А утку, одну из тех уток, что так часто с наглой Самоуверенностью качались перед самым нашим носом, теперь крутило в воде, как щепку, так что и разобрать было нельзя, где у нее голова, а где гузка. За городом река уже не такая порожистая и бурная, здесь она поспокойнее. Однако течение сразу подхватило сбитую птицу, закружило ее и понесло, и если мужчина в обмотках стрелял и убивал не для пустой забавы, а преследовал и практическую цель, то ему надо было торопиться. Он и в самом деле не стал терять ни секунды времени, все произошло с величайшей быстротой. Едва утка коснулась воды, как он, прыгая, спотыкаясь и чуть не падая, ринулся с откоса. Ружье он держал в вытянутой руке, и опять было что-то очень романтическое и оперное в том, как он, подобно разбойнику или отважному контрабандисту из мелодрамы, прыгая с камня на камень, спускался по осыпи, напоминающей декорацию. Он спускался наискось, левее того места, где сначала стоял, чтобы успеть перехватить увлекаемую течением утку. Войдя в воду по щиколотку, он, ухватившись за конец ствола, низко согнулся и старался дотянуться до нее прикладом, это ему удалось: он поддев ее, не без труда, осторожно, стал подталкивать к прибрежным камням и наконец вытащил на берег.
Итак, дело было сделано, и мужчина облегченно вздохнул. Он положил ружье на берег возле себя, скинул со спины рюкзак, запрятал в него добычу, снова пристегнул лямки и с этой приятной ношей, опираясь на ружье, как на палку, стал бодро подыматься по осыпи к кустам.
«Ну, этот добыл себе жаркое на завтра», – подумал я с одобрением, к которому, однако, примешивалась доля неприязни.

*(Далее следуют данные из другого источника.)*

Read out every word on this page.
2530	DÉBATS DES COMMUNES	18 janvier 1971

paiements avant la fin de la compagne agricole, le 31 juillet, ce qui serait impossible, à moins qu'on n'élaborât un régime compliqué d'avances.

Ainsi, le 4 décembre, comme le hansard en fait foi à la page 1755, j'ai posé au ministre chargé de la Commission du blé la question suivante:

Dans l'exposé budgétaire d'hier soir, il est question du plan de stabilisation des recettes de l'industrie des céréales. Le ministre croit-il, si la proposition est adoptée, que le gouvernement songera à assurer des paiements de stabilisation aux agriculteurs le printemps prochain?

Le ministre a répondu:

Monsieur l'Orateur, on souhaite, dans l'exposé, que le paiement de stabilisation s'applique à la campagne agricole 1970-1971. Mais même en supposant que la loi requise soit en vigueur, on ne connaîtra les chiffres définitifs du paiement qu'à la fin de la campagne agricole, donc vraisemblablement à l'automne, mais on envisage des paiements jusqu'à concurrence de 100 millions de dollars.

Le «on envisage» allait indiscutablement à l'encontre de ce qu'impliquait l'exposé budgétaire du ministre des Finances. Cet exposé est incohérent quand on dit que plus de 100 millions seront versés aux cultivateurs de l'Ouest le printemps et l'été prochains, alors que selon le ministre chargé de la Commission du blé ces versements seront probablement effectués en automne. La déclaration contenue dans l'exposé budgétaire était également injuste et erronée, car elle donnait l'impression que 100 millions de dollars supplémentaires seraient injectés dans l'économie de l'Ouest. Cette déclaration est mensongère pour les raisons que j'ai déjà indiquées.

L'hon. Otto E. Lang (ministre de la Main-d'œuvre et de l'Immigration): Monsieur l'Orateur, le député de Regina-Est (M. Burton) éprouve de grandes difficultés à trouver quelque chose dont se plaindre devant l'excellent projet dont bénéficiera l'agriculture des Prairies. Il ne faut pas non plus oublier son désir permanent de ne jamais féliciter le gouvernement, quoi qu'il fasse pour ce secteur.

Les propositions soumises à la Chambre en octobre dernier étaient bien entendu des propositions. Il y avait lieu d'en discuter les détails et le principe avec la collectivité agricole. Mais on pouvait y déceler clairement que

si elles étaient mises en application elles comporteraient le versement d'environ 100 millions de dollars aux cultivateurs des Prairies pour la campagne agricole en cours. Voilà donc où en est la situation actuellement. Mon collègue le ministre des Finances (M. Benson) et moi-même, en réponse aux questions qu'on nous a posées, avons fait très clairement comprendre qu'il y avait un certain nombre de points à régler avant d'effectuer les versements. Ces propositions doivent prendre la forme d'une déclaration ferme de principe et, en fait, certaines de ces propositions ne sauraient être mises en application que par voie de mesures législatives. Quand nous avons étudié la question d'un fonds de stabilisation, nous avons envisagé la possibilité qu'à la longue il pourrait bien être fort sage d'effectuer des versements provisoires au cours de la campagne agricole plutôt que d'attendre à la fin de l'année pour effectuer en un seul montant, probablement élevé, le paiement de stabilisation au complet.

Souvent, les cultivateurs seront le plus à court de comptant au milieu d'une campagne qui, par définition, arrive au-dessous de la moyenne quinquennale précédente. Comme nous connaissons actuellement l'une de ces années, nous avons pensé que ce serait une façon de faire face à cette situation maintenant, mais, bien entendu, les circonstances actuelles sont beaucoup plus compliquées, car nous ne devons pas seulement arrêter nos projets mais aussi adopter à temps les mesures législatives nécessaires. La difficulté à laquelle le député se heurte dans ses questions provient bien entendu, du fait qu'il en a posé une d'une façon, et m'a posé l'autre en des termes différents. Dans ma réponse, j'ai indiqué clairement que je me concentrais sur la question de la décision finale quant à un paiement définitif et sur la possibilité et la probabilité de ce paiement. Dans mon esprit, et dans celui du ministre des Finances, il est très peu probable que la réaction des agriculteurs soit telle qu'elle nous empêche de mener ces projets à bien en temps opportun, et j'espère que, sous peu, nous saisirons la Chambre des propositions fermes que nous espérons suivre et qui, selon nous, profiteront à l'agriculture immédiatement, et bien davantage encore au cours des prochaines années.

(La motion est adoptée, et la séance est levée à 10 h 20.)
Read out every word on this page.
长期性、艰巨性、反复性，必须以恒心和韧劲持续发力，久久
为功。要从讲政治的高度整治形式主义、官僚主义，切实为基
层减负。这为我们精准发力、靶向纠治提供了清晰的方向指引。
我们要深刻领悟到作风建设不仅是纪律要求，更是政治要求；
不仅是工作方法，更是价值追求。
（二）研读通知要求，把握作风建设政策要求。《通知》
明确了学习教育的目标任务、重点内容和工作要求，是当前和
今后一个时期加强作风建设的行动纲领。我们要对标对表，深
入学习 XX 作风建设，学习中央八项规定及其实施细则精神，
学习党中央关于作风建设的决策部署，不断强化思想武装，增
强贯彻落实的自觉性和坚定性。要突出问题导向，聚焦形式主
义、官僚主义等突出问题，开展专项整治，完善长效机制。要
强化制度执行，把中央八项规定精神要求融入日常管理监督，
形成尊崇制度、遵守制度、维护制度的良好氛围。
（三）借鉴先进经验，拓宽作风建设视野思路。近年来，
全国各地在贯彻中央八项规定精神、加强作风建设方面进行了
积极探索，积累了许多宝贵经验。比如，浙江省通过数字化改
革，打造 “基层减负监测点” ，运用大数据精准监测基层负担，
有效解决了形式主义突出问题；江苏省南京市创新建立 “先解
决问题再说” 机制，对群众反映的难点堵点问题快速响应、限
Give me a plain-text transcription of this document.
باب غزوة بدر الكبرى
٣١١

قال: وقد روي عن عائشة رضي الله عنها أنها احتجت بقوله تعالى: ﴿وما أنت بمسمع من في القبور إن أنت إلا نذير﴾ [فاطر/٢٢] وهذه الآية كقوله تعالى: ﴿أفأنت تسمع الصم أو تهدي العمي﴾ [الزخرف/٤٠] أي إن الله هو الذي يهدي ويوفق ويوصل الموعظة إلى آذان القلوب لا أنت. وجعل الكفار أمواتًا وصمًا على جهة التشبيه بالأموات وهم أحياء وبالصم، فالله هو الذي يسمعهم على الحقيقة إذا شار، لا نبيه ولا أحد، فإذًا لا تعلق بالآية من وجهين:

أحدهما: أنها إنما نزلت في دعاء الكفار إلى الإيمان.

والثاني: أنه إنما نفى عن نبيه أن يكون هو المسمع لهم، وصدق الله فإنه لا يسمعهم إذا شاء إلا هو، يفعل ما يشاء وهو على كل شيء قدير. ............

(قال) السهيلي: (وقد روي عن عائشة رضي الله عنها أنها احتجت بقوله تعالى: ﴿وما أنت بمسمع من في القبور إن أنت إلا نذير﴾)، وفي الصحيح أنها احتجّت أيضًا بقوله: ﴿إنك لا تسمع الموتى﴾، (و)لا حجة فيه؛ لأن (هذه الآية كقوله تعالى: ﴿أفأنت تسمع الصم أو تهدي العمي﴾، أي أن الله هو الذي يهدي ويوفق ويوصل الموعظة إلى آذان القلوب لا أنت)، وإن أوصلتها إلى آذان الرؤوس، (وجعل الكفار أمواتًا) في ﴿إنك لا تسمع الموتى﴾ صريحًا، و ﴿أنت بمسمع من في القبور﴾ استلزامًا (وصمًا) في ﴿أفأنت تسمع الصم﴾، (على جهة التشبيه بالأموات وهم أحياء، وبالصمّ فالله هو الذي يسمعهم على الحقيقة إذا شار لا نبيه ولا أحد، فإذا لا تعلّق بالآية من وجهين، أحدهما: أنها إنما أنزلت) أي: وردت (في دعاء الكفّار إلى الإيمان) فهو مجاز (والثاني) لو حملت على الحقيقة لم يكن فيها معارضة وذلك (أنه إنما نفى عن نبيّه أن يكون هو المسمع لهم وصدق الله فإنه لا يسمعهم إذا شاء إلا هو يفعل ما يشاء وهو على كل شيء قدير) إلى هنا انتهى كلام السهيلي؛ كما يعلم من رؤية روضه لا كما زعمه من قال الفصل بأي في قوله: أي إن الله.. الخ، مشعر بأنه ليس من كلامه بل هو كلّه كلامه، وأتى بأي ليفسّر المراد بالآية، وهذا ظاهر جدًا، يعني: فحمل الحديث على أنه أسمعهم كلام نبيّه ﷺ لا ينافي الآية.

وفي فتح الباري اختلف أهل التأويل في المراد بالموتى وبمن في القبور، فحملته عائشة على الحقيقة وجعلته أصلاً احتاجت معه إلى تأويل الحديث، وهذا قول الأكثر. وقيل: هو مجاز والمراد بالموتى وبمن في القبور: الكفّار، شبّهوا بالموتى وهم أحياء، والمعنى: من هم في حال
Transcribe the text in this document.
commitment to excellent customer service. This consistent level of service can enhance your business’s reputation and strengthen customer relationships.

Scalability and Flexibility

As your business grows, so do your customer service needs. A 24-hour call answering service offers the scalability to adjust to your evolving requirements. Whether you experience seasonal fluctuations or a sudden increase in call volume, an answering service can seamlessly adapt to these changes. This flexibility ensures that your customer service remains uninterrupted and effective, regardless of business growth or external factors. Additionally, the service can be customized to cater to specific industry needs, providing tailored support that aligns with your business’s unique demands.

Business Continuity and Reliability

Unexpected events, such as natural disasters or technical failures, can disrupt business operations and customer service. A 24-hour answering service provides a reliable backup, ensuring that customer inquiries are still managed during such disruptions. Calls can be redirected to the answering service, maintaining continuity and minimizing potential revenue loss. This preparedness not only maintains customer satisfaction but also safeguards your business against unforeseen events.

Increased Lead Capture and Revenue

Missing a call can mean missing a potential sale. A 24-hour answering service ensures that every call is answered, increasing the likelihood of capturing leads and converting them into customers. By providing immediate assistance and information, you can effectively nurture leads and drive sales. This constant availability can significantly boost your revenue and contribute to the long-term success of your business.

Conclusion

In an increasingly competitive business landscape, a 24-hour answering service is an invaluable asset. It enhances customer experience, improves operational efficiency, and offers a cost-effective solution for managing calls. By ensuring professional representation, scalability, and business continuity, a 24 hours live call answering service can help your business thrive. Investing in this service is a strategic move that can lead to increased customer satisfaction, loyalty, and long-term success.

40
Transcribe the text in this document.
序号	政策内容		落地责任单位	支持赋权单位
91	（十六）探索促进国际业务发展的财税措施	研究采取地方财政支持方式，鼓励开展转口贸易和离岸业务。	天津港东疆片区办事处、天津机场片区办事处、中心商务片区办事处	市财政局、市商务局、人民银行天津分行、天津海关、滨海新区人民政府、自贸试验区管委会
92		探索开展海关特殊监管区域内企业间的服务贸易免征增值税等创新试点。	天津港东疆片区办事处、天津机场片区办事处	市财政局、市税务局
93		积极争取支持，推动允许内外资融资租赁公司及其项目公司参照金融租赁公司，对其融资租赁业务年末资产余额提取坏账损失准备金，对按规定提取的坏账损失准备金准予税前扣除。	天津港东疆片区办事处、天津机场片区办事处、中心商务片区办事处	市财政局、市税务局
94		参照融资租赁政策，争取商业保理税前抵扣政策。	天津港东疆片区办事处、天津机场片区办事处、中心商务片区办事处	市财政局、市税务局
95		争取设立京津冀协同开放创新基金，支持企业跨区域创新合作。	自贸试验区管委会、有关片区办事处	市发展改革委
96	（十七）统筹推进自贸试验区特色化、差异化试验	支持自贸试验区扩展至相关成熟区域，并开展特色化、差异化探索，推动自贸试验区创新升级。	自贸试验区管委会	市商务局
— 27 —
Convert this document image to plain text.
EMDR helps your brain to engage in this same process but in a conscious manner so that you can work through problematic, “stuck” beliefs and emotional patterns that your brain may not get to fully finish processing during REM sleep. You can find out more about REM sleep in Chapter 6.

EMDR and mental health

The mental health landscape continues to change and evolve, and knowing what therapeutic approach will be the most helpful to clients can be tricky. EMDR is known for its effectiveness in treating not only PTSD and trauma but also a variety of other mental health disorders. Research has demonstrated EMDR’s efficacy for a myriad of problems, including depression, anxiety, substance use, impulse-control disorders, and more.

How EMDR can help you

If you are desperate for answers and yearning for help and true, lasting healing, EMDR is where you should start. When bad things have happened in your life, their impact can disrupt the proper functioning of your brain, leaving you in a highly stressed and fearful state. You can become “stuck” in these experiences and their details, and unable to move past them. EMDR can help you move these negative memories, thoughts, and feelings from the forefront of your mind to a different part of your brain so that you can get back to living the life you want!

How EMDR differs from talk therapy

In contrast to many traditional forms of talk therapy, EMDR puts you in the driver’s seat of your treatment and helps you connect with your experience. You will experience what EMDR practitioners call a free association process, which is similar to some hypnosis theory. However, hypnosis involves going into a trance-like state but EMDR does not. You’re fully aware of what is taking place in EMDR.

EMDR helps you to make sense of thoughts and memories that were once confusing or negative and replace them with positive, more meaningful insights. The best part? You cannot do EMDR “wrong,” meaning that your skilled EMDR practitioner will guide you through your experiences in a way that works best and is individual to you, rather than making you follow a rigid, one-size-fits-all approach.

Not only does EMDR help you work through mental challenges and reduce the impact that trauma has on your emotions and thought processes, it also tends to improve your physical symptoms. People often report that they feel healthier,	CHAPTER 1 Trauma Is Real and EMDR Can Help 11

– Вставай, Баушан, пойдем и мы, больше ничего не будет.
Но, встав и повернувшись разок вокруг собственной оси, Баушан снова уселся и стал смотреть вслед мужчине в обмотках, даже когда тот уже скрылся за кулисами кустов. Я и не подумал повторить приглашение. Баушан знает, где мы живем, и, если ему угодно, пусть хоть до вечера торчит здесь и пялит глаза на пустой берег. До дома не так уж близко, и я, не мешкая, двинулся в обратный путь. Он пошел за мной.
Весь тягостный путь к дому Баушан держался поблизости от меня и не охотился.